War and the Anthropocene: Chinese Visual and Poetic Narratives, 2022-Present
School of Chinese Scholar Seminar
War and the Anthropocene:
Chinese Visual and Poetic Narratives, 2022-Present
https://hku.zoom.us/j/92821392364?pwd=SvUqlf9WI2Uyt5zz0ZbE52TvDlgIpQ.1
Meeting ID: 928 2139 2364
Password: 413109
Abstract:
War counts among the Anthropocene’s great discontents, and voicing discontent about war requires great courage. A leaked document reveals that Putin and Xi Jinping had signed an agreement on media mirroring months before their pledges of a ‘no-limits friendship’ at the Beijing Winter Olympics in 2022. When Russia attacked Ukraine, China’s social media touted Russian propaganda in their war coverage while censoring Ukrainian news and pro-Ukrainian perspectives. The Euripidean concept of parrhesia, ‘speaking truth to power’—or literally ‘saying everything one has in mind’—denotes freedom of expression, transparency, and duty, but also idle talk and gossip. Foucault (1983) has pointed out that truth-tellers face risk or danger but feel bound by duty to muster the courage and ‘speak truth to power’. Despite the risks, Chinese artists, poets and netizens from China, Hong Kong and the diaspora have voiced their discontent with Xi Jinping’s support of the Russian war by exploring alternative avenues for creativity, posting visual art and poetry on social media in support of Ukraine. This talk will analyse dominant themes in artworks by Cao Fei, Huang Rui, and Badiucao, and poems by Liao Weitang, Deng Kangyan and Xi Yongjun to discover how they ‘speak truth to power’. Here we argue that China’s vernacular culture draws on its indigenous tradition of parrhesia, celebrating freedom of expression in visual or literary narratives, fuelled by the storytellers’ sense of duty to their country to ‘speak truth to power’. The new artists and authors brave the risks of using social media as vehicles of expression for their indirect critiques of power.

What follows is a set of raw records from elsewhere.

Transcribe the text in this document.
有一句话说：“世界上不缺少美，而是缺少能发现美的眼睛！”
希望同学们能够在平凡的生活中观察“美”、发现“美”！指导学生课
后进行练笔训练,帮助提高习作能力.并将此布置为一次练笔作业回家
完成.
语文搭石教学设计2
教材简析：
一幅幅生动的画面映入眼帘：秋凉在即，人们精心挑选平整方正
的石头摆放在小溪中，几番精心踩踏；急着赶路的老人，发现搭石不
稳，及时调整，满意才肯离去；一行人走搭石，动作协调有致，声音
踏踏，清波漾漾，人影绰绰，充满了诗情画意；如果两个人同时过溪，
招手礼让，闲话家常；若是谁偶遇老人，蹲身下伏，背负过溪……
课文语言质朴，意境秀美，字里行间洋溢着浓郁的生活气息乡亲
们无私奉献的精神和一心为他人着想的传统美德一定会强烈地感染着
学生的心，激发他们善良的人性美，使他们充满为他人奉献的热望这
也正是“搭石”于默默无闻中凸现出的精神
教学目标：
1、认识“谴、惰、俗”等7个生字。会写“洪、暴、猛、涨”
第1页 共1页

This study is jointly authored by Daria Berg and Qian Cui.
About the Speaker:
Professor Daria Berg, DPhil (Oxford), gained her doctorate in Chinese Studies from the University of Oxford and is the Chair Professor (Ordinaria) of Chinese Culture and Society at the University of St. Gallen, Switzerland. She has previously taught at the Universities of Oxford, Durham and Nottingham, UK and held a visiting fellowship at Trinity College Cambridge, UK. She has published extensively on Chinese literature, visual art and culture and she has won international prizes for her research, including the International Convention of Asia Scholars (ICAS) 2015 Specialist Publication Accolade for her monograph Women and the Literary World in Early Modern China, 1580-1700 (2013) and, with Giorgio Strafella, the China Information Best Article Prize 2015. Her current research explores visual art, media, literature, and culture in traditional and contemporary China. Her latest book, co-edited with Giorgio Strafella, is China’s Avant-garde, 1978-2018 (2022).